Over the past year I’ve been using the USB output from my MacBook Pro sparingly. This was not my original intent, but ever since I set up a NAS drive the Lumin A-1 Network Music Player (Issue 248) has been my go-to digital source. Consequently, USB kind of fell off the radar. However, having just powered up the excellent new Esoteric K-03x, which is equipped with USB and multiple 32-bit DACs, I thought it a good time to put a little USB back in my life. Fortuitously, I also had two new USB cables on hand—the makings of a tidy little comparison.

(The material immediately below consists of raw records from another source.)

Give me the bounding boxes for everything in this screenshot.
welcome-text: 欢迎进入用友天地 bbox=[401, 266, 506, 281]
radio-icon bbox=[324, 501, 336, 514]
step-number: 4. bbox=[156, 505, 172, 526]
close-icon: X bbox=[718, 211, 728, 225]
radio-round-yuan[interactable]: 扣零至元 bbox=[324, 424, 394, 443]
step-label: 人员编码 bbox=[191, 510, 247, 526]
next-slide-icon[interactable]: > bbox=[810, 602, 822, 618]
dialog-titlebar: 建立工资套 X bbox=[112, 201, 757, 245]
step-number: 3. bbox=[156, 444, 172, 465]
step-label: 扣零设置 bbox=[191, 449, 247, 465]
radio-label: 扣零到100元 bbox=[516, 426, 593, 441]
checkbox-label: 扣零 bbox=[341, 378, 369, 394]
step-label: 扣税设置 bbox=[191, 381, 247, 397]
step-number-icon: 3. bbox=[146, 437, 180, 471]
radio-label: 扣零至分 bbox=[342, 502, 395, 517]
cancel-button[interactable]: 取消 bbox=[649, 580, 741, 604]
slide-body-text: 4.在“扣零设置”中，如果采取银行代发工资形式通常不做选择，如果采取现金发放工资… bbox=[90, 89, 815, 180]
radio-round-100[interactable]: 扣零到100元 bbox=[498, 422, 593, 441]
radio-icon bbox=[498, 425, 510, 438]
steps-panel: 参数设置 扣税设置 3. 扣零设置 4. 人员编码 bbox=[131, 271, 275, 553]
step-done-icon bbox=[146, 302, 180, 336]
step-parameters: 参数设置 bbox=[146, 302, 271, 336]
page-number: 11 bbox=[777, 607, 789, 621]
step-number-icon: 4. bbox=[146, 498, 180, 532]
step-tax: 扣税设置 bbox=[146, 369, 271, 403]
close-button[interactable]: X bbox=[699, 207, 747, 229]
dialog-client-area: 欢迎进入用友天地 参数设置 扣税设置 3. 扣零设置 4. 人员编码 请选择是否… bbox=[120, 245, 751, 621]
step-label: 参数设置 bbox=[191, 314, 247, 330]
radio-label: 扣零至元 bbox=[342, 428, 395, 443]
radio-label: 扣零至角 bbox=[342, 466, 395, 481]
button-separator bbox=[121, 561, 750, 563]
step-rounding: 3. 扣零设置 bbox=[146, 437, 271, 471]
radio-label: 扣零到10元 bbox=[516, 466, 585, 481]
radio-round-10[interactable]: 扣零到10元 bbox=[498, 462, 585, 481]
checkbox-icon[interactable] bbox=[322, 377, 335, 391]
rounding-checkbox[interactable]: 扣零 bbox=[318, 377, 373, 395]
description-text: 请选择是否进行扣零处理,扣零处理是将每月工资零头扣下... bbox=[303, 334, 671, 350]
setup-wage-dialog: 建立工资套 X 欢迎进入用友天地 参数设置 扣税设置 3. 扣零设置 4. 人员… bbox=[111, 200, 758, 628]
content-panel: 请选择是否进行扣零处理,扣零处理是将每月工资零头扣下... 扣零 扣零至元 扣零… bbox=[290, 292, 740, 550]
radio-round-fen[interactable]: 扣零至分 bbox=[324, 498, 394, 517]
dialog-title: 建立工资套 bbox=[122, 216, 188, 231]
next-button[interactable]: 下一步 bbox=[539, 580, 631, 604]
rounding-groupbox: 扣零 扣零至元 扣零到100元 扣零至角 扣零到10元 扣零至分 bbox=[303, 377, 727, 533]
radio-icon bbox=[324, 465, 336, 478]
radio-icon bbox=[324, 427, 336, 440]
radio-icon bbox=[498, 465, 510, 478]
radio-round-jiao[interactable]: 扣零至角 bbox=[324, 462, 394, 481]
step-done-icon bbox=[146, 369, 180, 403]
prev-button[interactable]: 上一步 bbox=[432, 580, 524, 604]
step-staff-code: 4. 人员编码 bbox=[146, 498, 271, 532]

For the tests I used a MacBook Pro, running iTunes/Pure Music, connected via USB to the Esoteric K-03x, a Classé Audio CP-800 preamp and CA-D200 amplifier, and the Dali Rubicon 6 or TAD CE-1 loudspeakers. Loudspeaker and interconnect cables were Synergistic Research Atmospheres, and power cables were Audience Au24SE’s.
Clarus Cable Crimson USB
Clarus Cable has quickly gained a well-deserved reputation for standout performance at reasonable prices (for the high end anyway). Its USB cable uses conductors of 22-gauge PCOCC (Pure Copper by the Ohno Continuous Casting) and 6% silver plating. Power conductors are 20 gauge. Clarus uses proprietary twisting to reduce noise and jitter, and separate shielding for both signal and power conductors. The five separate shields in the Crimson include aluminum foil, copper foil, and braided silver-plated copper. Signal conductors are insulated with high-grade, high-density polyethylene, while the jacketing is PVC with nylon braiding.
The Clarus USB nails the middle range of the musical spectrum with a fullness of body, a timbral warmth, a transient alacrity, and an overall honesty that calms and relaxes the ear. As I listened to Laurel Massé’s luminous a cappella performance of “How Can I Keep From Singing,” I was struck by how persuasively warm and articulate the character of this cable was. Its balance and its light touch with vocal sibilance were excellent.
During the Tchaikovsky, the Clarus USB reproduced Anne Sophie-Mutter’s violin with a little more grit, a little more tension in the upper octaves, yet had a nice enveloping warmth and weight with larger stringed instruments like cello and contrabass. Low-end response was powerful and expansive with hints of added bloom that on one level conveyed a lively venue atmosphere but on another suggested some minor pitch ambiguity.
Throughout this survey I kept returning to the ballet section of Vaughan Williams’ The Wasps, specifically the opening flute theme with harp accompaniment (later joined by percussion triangle and strings). In this delicate example of low-level interplay the Clarus was slightly darker in character and transparency seemed ever so slightly muted—a minor subtraction.
Summary: The Clarus is an authentic bargain with performance that flirts with top-tier cables. A terrific upgrade cable (a standard-setter in this range) for nascent and experienced computer-audio fans alike.